Free multi-player gaming on the cards

Games Digest Sony Computer Entertainment's president, Ken Kutaragi, announced a raft of new details about the PS3, PSP and PNP at a press conference in Tokyo last week. The big announcement, that the PS3 will launch in mid-November in Japan, the US and Europe simultaneously, has already been covered by Reg Hardware. But more interesting is the emerging picture of how Sony sees the PS3 squaring up against the Xbox 360, Nintendo's Revolution and the home PC in the living room.

The devil is in the detail. Sony's announcement of a "PlayStation Network Platform" was no surprise. What has been a surprise has been how much Sony has clearly been learning off its competitors. From Microsoft they've taken the concept of a centralised service and micro-payment downloads of add-on content. But Sony's service is apparently set to be free, even for multi-player online gaming, unlike Microsoft's. And with a 60GB hard drive built into the PS3, Sony will be able to offer full game and movie downloads to consumers without worrying so much about where that consumer will store them.

From Nintendo, Sony has taken a respect for the back catalogue.

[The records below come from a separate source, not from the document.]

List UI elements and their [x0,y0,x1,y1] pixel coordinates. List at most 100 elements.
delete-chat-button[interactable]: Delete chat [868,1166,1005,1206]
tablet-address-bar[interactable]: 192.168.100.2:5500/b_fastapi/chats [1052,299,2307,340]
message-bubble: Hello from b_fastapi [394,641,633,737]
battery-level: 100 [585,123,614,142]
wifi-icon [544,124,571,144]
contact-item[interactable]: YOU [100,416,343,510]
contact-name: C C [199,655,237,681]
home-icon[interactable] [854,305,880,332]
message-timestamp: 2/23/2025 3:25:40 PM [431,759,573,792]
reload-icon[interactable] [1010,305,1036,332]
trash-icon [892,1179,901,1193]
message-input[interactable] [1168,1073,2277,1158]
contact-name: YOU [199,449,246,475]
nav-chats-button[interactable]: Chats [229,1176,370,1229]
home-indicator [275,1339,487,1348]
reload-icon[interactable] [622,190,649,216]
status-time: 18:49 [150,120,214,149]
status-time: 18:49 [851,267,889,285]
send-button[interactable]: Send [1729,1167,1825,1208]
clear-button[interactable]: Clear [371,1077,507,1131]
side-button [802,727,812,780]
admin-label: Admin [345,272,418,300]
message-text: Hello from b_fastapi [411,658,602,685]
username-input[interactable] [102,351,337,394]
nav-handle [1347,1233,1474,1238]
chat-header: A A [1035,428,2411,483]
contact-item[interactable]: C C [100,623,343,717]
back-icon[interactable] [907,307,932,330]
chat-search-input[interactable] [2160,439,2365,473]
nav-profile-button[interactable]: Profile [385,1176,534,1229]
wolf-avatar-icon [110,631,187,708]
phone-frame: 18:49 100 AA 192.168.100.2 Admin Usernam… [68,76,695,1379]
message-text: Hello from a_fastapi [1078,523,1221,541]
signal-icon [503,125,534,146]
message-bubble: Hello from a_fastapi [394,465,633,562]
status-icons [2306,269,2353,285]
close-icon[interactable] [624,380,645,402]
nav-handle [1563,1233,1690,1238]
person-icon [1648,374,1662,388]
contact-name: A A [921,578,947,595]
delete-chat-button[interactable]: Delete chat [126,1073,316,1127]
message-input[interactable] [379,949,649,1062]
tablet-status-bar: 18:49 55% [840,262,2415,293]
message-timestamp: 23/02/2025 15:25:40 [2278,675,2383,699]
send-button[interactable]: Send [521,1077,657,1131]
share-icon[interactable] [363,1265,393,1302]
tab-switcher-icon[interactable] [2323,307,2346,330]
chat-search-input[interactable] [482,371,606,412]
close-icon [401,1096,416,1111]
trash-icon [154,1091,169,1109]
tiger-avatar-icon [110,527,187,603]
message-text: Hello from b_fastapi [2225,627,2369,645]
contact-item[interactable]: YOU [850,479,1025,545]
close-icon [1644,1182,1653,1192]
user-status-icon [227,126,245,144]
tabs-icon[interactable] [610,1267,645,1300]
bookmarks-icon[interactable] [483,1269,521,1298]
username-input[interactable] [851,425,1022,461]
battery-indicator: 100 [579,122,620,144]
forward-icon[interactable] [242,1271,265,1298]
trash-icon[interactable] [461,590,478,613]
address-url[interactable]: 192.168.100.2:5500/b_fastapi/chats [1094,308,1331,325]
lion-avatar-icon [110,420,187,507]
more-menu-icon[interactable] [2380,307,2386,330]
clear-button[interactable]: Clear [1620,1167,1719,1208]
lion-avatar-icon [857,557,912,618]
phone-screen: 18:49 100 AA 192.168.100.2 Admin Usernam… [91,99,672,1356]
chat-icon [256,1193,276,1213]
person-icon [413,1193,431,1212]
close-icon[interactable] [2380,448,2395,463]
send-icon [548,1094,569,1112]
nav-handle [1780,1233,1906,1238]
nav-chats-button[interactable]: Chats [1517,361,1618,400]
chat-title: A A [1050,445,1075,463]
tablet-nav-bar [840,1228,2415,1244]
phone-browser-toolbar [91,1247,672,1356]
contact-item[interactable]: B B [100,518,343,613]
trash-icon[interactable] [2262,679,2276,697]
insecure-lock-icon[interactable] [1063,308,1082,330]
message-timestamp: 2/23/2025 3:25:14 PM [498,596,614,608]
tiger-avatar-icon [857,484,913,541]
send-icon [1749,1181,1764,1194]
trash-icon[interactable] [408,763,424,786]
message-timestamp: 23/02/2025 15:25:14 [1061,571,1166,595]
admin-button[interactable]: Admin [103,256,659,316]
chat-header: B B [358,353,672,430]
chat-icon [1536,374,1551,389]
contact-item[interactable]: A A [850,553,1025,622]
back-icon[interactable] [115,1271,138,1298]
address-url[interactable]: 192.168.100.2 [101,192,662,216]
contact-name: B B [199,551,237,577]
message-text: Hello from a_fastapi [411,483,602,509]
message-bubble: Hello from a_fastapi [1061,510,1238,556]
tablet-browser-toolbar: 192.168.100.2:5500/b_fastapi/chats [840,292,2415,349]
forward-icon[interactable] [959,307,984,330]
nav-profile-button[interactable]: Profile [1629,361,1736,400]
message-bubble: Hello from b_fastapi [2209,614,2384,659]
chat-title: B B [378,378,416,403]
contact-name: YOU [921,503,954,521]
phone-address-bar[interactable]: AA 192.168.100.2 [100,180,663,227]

Sony is already planning a download emulator service for the PSP. So you'll be able to download to Memory Stick and then play PSOne games on your PSP handheld. But according to several sites, most notably GamesIndustry.biz, the PlayStation Network Platform will take things further. Behind closed doors, Sony is apparently urging publishers to make PSOne and PS2 games available for download via the Network to the PS3. As well as PSOne games, the PSP is also set to get a price cut (probably to around £140), an EyeToy-style camera module for games and video-and-voice-over-IP chat and a GPS module for in-car navigation and game functionality. Sony has centre stage again.

The question now is will the fact that its entering the next generation last dent it? Or, on the handheld console side, can it use these new functions to play Nintendo's DS at its own game – using unique functionality to make games to sell systems? Roll on November when we find out.

Games now as important as film and TV, according to BAFTA.

The venerable organisation has announced a revitalised set of games awards and plans alongside various London bodies to make the start of October "London Games Week" with a series of consumer and industry events finishing with the BAFTA Games Awards. With games' newly-elevated state in mind, it's a shame that 90 per cent of games journalism is such risible fluff then. This week, US blogger and journalist James Wagner Au took games journalists to task. Bad enough the constant haggling and jostling that arguably exchange review scores for access and exclusives, but look at games previews.

Pre-release coverage of games appears increasingly only designed to keep advertisers happy and leave journalists looking like poorly-paid PR people. Wagner Au summarises thus: "Publisher makes mediocre game; press previews depict mediocre game as being good or at least worth a look; excited gamers read previews, foolishly believe them, start making pre-sale orders of mediocre game; driven by preview press and pre-sale numbers based on that press, retailers stock up on mediocre game; publisher makes money from mediocre game, keeps making more games like it." On second thought, perhaps we are no different from TV and film journalists already. Replace "preview" with "celebrity interview" and you've got every film and TV article recently published.